Our starting point is the chart below, which focuses on the power of compound interest, “the most powerful force in the universe” (the quote has been ascribed to Albert Einstein). This is not our usual tack — which focuses upon energy technologies, economics or quantifying CO2 — but purely mathematics…
The difference is enormous between compounding at, say, 4% and 12%. It may not sound material in any given year (“it’s just 8%”). But over a thirty year investment horizon, it makes the difference between a $100 initial investment rising to c$300 and $3,000 of value (i.e., a factor of 10x).
How this applies to the energy transition is that we currently observe institutional investors backing away from high-return (10-20% per year), industrial asset classes, which are feared to be high-carbon, towards low-returning asset classes (4-6% per year), which are perceived to be low-carbon.
For oil companies, the spread of opportunites is charted below (note here). Measured over any single year the difference may be imperceptible. But over 30-years it is vast.
By down-shifting from high-return assets to low-return assets, the costs of mitigating climate change end up falling upon the shoulders of institutional investors: endowments, foundations, hopeful retirees; as a hidden cost.
It is not for us to say whether this kind of hidden cost is morally right or wrong. But we can say that it is sub-optimal, in economic terms, because unlike a visible cost (e.g., a direct “carbon price”), it will not change behaviours in ways that actually drive decarbonisation.
No “incremental” energy transition occurs when investors divest from traditonal industrial sectors; and instead, outbid each other to finance the same renewable energy projects. A better alternative is needed.
Investment firms understand the challenge. This week, Blackrock’s CEO, Larry Fink, published a letter to CEOs, stating how climate change will “fundamentally re-shape finance”. What is not being reshaped, of course, is the maths of compound returns. Mr Fink’s letter begins by highlighting “we have a deep responsibility to institutions and individuals … to promote long-term value”. So how can this happen?

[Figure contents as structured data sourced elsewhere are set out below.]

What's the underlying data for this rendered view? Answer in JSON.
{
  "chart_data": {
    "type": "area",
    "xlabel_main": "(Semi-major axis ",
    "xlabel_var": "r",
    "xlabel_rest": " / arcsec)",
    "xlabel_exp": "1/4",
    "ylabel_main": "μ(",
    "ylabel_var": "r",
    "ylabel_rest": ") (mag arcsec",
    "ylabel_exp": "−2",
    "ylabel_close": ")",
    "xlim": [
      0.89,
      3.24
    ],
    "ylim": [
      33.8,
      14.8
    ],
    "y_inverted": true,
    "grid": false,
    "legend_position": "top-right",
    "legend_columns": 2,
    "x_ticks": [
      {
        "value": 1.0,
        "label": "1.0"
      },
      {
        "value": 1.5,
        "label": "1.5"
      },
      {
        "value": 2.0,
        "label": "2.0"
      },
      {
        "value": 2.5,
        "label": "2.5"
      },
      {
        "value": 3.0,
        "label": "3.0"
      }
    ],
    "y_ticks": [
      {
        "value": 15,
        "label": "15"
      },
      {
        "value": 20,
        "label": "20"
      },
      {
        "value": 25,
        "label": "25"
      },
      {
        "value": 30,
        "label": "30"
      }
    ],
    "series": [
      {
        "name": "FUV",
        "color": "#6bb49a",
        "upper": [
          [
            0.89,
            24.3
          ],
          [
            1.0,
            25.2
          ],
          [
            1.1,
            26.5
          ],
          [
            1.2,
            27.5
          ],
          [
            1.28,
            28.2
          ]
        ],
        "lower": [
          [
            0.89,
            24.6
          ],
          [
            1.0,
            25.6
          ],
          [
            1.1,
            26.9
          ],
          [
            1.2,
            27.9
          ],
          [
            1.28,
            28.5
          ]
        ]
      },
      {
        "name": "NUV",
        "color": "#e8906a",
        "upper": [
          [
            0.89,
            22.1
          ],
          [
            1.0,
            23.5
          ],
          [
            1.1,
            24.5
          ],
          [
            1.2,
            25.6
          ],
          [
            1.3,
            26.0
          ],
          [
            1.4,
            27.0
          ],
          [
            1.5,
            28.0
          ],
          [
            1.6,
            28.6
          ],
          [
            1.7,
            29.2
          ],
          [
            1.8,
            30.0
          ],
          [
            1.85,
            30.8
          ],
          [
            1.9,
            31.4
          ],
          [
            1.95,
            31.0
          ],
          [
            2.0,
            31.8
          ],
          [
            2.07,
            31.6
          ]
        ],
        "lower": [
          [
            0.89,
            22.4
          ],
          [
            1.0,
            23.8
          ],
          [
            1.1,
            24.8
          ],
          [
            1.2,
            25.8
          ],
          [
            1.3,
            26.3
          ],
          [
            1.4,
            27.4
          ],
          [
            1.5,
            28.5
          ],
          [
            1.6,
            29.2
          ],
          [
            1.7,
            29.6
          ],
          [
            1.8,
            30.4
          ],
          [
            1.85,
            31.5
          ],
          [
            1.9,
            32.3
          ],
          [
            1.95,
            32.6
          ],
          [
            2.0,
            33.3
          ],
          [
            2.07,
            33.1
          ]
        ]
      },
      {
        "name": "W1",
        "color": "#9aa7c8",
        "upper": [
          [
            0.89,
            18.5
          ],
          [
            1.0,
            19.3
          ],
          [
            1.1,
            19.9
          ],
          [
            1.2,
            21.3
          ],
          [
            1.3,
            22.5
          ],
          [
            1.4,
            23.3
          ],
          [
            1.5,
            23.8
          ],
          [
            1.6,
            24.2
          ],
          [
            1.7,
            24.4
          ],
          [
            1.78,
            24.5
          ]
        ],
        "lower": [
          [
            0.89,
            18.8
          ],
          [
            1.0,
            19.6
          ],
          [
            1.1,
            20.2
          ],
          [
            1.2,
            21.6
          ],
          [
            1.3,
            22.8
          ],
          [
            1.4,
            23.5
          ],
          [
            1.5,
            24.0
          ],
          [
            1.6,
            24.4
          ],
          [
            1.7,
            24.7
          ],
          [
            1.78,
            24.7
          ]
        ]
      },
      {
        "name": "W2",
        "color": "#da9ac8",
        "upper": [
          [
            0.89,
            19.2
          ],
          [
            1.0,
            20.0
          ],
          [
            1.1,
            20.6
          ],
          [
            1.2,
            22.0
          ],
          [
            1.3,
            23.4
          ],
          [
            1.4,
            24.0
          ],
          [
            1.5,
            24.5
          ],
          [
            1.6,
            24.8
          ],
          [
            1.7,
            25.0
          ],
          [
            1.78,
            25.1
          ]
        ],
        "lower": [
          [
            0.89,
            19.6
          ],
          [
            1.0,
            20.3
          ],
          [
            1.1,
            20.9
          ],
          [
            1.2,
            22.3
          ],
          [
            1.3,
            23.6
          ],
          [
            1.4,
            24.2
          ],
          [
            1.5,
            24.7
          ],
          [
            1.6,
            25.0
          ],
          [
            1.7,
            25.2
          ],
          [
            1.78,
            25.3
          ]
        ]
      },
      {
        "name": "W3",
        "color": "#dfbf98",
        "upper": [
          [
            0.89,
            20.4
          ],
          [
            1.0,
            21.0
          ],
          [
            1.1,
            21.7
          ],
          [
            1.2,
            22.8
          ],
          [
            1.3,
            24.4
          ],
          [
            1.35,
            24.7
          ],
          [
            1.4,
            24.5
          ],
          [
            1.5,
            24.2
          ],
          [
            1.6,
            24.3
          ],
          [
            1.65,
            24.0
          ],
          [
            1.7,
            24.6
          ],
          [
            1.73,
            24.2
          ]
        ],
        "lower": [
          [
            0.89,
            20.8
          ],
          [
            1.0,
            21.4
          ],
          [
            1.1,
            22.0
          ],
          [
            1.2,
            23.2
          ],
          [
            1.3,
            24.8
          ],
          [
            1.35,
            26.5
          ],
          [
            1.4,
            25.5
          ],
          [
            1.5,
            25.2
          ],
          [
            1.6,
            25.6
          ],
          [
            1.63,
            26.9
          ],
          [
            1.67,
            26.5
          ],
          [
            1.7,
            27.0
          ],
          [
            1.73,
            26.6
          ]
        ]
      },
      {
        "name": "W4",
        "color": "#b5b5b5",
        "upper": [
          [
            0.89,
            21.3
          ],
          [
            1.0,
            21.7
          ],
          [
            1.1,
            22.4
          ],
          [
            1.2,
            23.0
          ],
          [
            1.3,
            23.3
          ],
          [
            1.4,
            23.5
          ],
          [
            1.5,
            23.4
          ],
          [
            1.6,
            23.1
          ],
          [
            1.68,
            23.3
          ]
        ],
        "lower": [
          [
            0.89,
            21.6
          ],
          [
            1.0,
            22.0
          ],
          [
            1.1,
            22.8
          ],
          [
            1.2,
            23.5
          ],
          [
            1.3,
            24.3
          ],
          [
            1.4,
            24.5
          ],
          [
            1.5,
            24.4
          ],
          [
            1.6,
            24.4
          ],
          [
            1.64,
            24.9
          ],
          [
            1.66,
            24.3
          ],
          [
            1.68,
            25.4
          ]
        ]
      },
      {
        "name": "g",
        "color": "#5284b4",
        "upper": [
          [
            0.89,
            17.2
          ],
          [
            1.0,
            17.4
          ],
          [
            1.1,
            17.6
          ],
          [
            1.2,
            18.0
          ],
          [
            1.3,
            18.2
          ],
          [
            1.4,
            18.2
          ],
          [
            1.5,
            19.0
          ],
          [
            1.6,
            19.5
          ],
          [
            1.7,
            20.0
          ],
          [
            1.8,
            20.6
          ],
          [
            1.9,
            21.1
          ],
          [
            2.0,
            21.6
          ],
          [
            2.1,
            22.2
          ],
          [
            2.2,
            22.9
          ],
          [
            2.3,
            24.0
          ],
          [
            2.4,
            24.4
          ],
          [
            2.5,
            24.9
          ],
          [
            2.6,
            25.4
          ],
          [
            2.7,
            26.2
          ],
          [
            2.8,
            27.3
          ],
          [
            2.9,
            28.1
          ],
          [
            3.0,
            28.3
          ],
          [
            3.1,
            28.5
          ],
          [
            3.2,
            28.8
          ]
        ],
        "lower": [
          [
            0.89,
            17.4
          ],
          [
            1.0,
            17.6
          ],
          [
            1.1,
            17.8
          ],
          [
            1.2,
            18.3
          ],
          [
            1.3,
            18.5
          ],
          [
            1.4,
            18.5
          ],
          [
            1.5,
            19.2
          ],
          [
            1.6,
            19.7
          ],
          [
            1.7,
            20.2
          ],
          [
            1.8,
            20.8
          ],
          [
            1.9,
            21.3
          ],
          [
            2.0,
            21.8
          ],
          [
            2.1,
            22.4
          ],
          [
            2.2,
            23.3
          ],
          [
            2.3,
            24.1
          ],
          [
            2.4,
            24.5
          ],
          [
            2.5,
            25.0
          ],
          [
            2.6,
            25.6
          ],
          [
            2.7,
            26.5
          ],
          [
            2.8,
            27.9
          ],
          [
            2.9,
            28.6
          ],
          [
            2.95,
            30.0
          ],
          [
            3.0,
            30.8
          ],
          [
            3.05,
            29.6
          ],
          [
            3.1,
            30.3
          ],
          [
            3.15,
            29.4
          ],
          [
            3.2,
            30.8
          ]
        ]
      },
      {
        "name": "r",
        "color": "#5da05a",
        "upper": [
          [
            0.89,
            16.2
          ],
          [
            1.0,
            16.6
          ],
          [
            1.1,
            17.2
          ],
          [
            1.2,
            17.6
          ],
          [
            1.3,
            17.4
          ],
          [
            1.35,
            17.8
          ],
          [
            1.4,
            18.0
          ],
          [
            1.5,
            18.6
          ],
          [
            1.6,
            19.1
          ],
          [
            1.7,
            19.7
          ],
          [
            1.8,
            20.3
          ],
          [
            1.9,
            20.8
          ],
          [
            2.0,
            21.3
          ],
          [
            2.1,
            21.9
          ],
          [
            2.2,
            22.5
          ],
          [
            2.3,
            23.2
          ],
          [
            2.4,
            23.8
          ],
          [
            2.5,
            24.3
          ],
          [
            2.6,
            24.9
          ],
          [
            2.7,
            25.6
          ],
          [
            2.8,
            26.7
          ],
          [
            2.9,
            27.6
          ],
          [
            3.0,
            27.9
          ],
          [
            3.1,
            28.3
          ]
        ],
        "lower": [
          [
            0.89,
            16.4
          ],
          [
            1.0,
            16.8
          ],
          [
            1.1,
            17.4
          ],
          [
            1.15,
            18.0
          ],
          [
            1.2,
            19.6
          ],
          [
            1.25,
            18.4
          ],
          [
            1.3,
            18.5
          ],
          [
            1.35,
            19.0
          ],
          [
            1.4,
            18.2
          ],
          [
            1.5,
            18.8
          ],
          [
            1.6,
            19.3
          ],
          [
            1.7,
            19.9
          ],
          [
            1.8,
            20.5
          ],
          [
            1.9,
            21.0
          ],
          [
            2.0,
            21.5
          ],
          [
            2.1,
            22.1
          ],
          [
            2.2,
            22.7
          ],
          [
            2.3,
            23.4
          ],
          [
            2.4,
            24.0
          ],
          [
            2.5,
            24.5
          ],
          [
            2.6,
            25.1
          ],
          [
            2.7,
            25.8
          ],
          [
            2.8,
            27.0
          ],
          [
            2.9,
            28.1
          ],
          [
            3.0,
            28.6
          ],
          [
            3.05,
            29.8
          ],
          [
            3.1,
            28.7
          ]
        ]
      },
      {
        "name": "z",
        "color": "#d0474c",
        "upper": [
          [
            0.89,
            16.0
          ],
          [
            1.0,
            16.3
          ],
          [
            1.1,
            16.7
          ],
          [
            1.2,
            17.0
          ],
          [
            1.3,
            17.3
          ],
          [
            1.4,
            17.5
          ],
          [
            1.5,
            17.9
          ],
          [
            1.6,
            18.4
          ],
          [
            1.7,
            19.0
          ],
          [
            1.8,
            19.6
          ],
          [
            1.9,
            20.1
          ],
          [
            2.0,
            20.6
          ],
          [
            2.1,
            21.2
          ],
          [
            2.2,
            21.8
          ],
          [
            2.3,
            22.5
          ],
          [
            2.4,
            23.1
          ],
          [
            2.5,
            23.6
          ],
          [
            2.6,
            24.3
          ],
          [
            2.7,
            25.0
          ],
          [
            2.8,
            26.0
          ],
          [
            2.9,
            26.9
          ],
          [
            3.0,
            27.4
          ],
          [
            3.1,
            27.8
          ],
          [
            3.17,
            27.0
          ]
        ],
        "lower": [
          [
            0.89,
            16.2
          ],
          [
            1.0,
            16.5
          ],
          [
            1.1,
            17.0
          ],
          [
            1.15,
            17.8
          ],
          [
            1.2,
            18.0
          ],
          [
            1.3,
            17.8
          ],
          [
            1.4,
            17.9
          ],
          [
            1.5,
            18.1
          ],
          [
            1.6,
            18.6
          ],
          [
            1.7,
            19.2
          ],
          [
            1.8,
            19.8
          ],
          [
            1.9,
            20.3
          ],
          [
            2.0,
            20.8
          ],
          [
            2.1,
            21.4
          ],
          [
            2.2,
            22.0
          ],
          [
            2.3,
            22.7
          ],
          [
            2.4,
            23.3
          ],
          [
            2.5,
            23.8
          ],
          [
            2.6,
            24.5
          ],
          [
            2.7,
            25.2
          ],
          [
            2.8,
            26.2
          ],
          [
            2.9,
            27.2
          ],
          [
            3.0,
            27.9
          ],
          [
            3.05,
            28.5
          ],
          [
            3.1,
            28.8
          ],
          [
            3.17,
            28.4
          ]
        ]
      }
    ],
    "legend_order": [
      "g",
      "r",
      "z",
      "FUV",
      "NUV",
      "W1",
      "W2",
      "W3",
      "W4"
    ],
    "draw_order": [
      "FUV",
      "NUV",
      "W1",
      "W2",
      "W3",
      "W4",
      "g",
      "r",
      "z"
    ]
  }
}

Three better alternatives for investors in the energy transition
In order to drive incremental energy transition, it is necessary to attract incremental capital. It must flow towards high-returning technologies and projects, which can drive decarbonization. This is our central tenet on investing for an energy transition. And it underpins the opportunities that excite us most in 2020 (chart below), which should all seek double-digit returns. Seen this way, climate change is not a cost to be passed on to investors, but a positive investment opportunity, to help meet a societal need.
A second alternative is to allocate more capital to companies that offer attractive returns and also have lower carbon contributions than their peers: such as lower-CO2 oil and gas producers, shale producers, refiners, midstream or chemicals companies. On any decarbonized energy model that we can construct, demand for gas will rise and demand for low carbon oil will not collapse. We have reams of data to help you with this screening. Often it is due to superior technologies.

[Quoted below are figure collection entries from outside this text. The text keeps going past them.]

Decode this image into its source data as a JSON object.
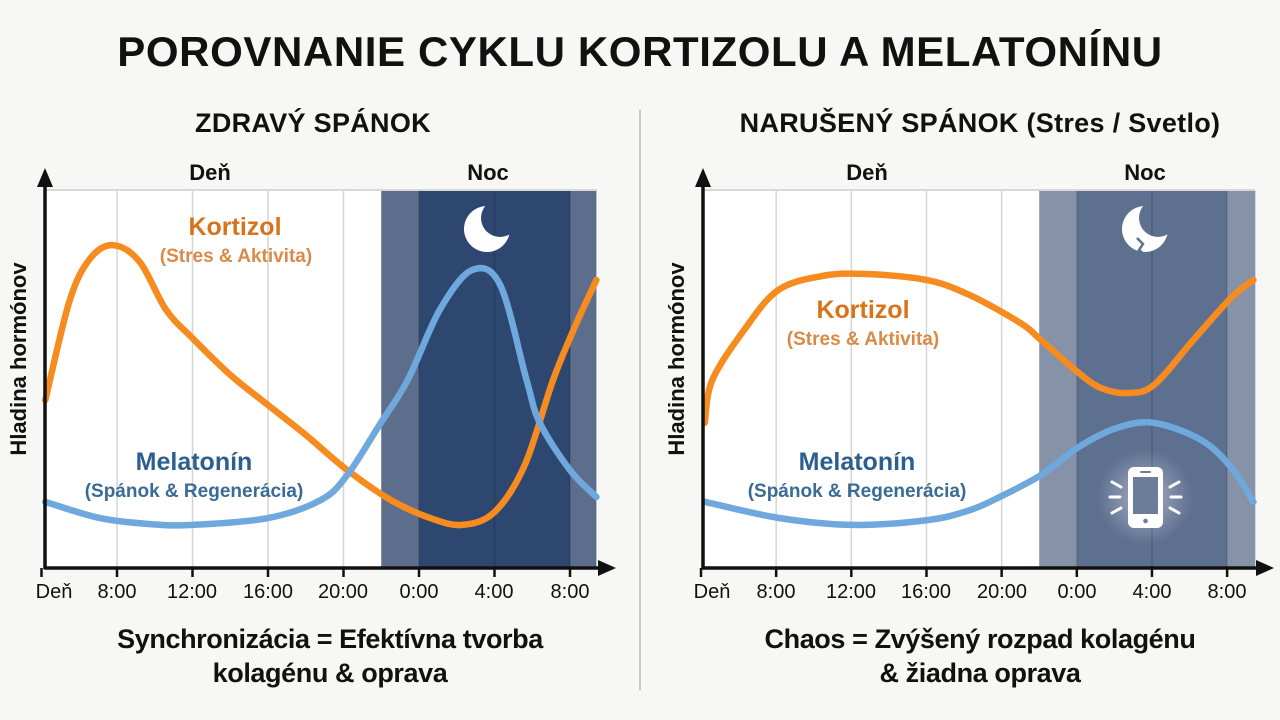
{
  "title": "POROVNANIE CYKLU KORTIZOLU A MELATONÍNU",
  "panels": [
    {
      "title": "ZDRAVÝ SPÁNOK",
      "period_labels": {
        "day": "Deň",
        "night": "Noc"
      },
      "y_axis_label": "Hladina hormónov",
      "series_labels": {
        "cortisol": {
          "name": "Kortizol",
          "sub": "(Stres & Aktivita)"
        },
        "melatonin": {
          "name": "Melatonín",
          "sub": "(Spánok & Regenerácia)"
        }
      },
      "icons": [
        "moon-icon"
      ],
      "caption": [
        "Synchronizácia = Efektívna tvorba",
        "kolagénu & oprava"
      ]
    },
    {
      "title": "NARUŠENÝ SPÁNOK (Stres / Svetlo)",
      "period_labels": {
        "day": "Deň",
        "night": "Noc"
      },
      "y_axis_label": "Hladina hormónov",
      "series_labels": {
        "cortisol": {
          "name": "Kortizol",
          "sub": "(Stres & Aktivita)"
        },
        "melatonin": {
          "name": "Melatonín",
          "sub": "(Spánok & Regenerácia)"
        }
      },
      "icons": [
        "broken-moon-icon",
        "smartphone-light-icon"
      ],
      "caption": [
        "Chaos = Zvýšený rozpad kolagénu",
        "& žiadna oprava"
      ]
    }
  ],
  "colors": {
    "cortisol_line": "#F68B1F",
    "melatonin_line": "#6FA8DC",
    "cortisol_label": "#D9731A",
    "melatonin_label": "#2C5F8E",
    "healthy_night": "#2E4770",
    "healthy_twilight": "#5D6E8C",
    "disrupted_night": "#5E7090",
    "disrupted_twilight": "#8592A8"
  },
  "chart_data": [
    {
      "type": "line",
      "title": "ZDRAVÝ SPÁNOK",
      "xlabel": "",
      "ylabel": "Hladina hormónov",
      "x_unit": "hour (4 = 4:00 day 1, 24 = 0:00, 32 = 8:00 next day)",
      "x_tick_hours": [
        4,
        8,
        12,
        16,
        20,
        24,
        28,
        32
      ],
      "x_tick_labels": [
        "Deň",
        "8:00",
        "12:00",
        "16:00",
        "20:00",
        "0:00",
        "4:00",
        "8:00"
      ],
      "xlim": [
        4,
        33.4
      ],
      "ylim": [
        0,
        100
      ],
      "grid": true,
      "bands": [
        {
          "from": 22,
          "to": 24,
          "label": "twilight",
          "color": "#5D6E8C"
        },
        {
          "from": 24,
          "to": 32,
          "label": "Noc",
          "color": "#2E4770"
        },
        {
          "from": 32,
          "to": 33.4,
          "label": "twilight",
          "color": "#5D6E8C"
        }
      ],
      "series": [
        {
          "name": "Kortizol (Stres & Aktivita)",
          "color": "#F68B1F",
          "points": [
            [
              4.2,
              44.4
            ],
            [
              5.5,
              70.9
            ],
            [
              6.6,
              82.0
            ],
            [
              7.8,
              85.4
            ],
            [
              9.2,
              81.0
            ],
            [
              10.6,
              68.3
            ],
            [
              12.0,
              60.8
            ],
            [
              14.0,
              51.1
            ],
            [
              16.0,
              43.1
            ],
            [
              18.0,
              35.2
            ],
            [
              20.2,
              25.9
            ],
            [
              22.5,
              18.0
            ],
            [
              24.6,
              13.2
            ],
            [
              26.3,
              11.4
            ],
            [
              28.0,
              14.8
            ],
            [
              29.6,
              27.2
            ],
            [
              31.1,
              49.7
            ],
            [
              32.3,
              64.3
            ],
            [
              33.4,
              76.2
            ]
          ]
        },
        {
          "name": "Melatonín (Spánok & Regenerácia)",
          "color": "#6FA8DC",
          "points": [
            [
              4.2,
              17.5
            ],
            [
              7.1,
              13.2
            ],
            [
              9.8,
              11.6
            ],
            [
              12.0,
              11.4
            ],
            [
              16.0,
              13.2
            ],
            [
              18.8,
              18.0
            ],
            [
              20.2,
              24.6
            ],
            [
              21.9,
              37.8
            ],
            [
              23.4,
              49.7
            ],
            [
              25.1,
              68.3
            ],
            [
              26.8,
              78.8
            ],
            [
              28.3,
              74.9
            ],
            [
              29.7,
              49.7
            ],
            [
              30.4,
              38.4
            ],
            [
              32.0,
              25.9
            ],
            [
              33.4,
              18.8
            ]
          ]
        }
      ]
    },
    {
      "type": "line",
      "title": "NARUŠENÝ SPÁNOK (Stres / Svetlo)",
      "xlabel": "",
      "ylabel": "Hladina hormónov",
      "x_unit": "hour (4 = 4:00 day 1, 24 = 0:00, 32 = 8:00 next day)",
      "x_tick_hours": [
        4,
        8,
        12,
        16,
        20,
        24,
        28,
        32
      ],
      "x_tick_labels": [
        "Deň",
        "8:00",
        "12:00",
        "16:00",
        "20:00",
        "0:00",
        "4:00",
        "8:00"
      ],
      "xlim": [
        4,
        33.5
      ],
      "ylim": [
        0,
        100
      ],
      "grid": true,
      "bands": [
        {
          "from": 22,
          "to": 24,
          "label": "twilight",
          "color": "#8592A8"
        },
        {
          "from": 24,
          "to": 32,
          "label": "Noc",
          "color": "#5E7090"
        },
        {
          "from": 32,
          "to": 33.5,
          "label": "twilight",
          "color": "#8592A8"
        }
      ],
      "series": [
        {
          "name": "Kortizol (Stres & Aktivita)",
          "color": "#F68B1F",
          "points": [
            [
              4.2,
              38.4
            ],
            [
              4.6,
              49.7
            ],
            [
              6.3,
              63.0
            ],
            [
              8.1,
              73.5
            ],
            [
              10.4,
              77.2
            ],
            [
              12.6,
              77.8
            ],
            [
              16.0,
              76.2
            ],
            [
              18.3,
              72.2
            ],
            [
              21.0,
              64.8
            ],
            [
              22.1,
              60.3
            ],
            [
              24.1,
              51.6
            ],
            [
              25.3,
              47.6
            ],
            [
              26.7,
              46.3
            ],
            [
              28.1,
              48.4
            ],
            [
              30.2,
              60.3
            ],
            [
              32.2,
              71.4
            ],
            [
              33.4,
              76.2
            ]
          ]
        },
        {
          "name": "Melatonín (Spánok & Regenerácia)",
          "color": "#6FA8DC",
          "points": [
            [
              4.2,
              17.5
            ],
            [
              8.2,
              13.2
            ],
            [
              12.1,
              11.4
            ],
            [
              16.1,
              12.7
            ],
            [
              18.3,
              15.3
            ],
            [
              19.9,
              18.8
            ],
            [
              22.1,
              24.6
            ],
            [
              24.1,
              32.0
            ],
            [
              26.1,
              37.0
            ],
            [
              28.1,
              38.4
            ],
            [
              30.6,
              33.9
            ],
            [
              32.2,
              26.7
            ],
            [
              33.4,
              17.5
            ]
          ]
        }
      ]
    }
  ]
}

A third alternative could be to offset CO2 directly, as you continue investing in high-returning, industrial companies. This still leaves investors paying for the cost of climate change out of their future returns. But the cost is much lower than if investment returns are sacrificed by divesting from industrial companies and funding renewables.
For example, we recently tabulated the costs of carbon credits, being offered by 15 separate offset schemes. Based on the data, we calculate that an investor could buy a SuperMajor oil company with an average distribution yield of 7%; offset their investment’s entire Scope 1&2 emissions for a drag of just 0.5pp; leaving their “zero carbon cash yield” at 6.5%. (It will be interesting which forward-thinking Super-Major is first to apply this logic and offer up such a “carbon-offset share class”).
The end point is that high carbon companies will see higher capital costs (and our survey work indicates this is already occurring, chart below). But how much higher? In an efficient carbon market, there is an easy answer: high enough so that the extra yield of Investment X (vs Investment Y) can be re-invested in carbon credits to offset the extra CO2 of Investment X (vs Investment Y).
These ‘carbon adjusted returns’ are directly comparable. The higher carbon- and risk- adjusted return equates to the better investment. The higher the carbon price, the higher the relative cost of capital for high-carbon companies; and the higher the relative incentive to lower emissions.
This system, we believe, will be much more sophisticated and effective in driving a full-scale energy transition that the blunt-force strategy of “divest from oil and buy renewables”. It will also not leave investors short-changed, by up to 90%, when they come to meet their budgeting or retirement needs in 2050.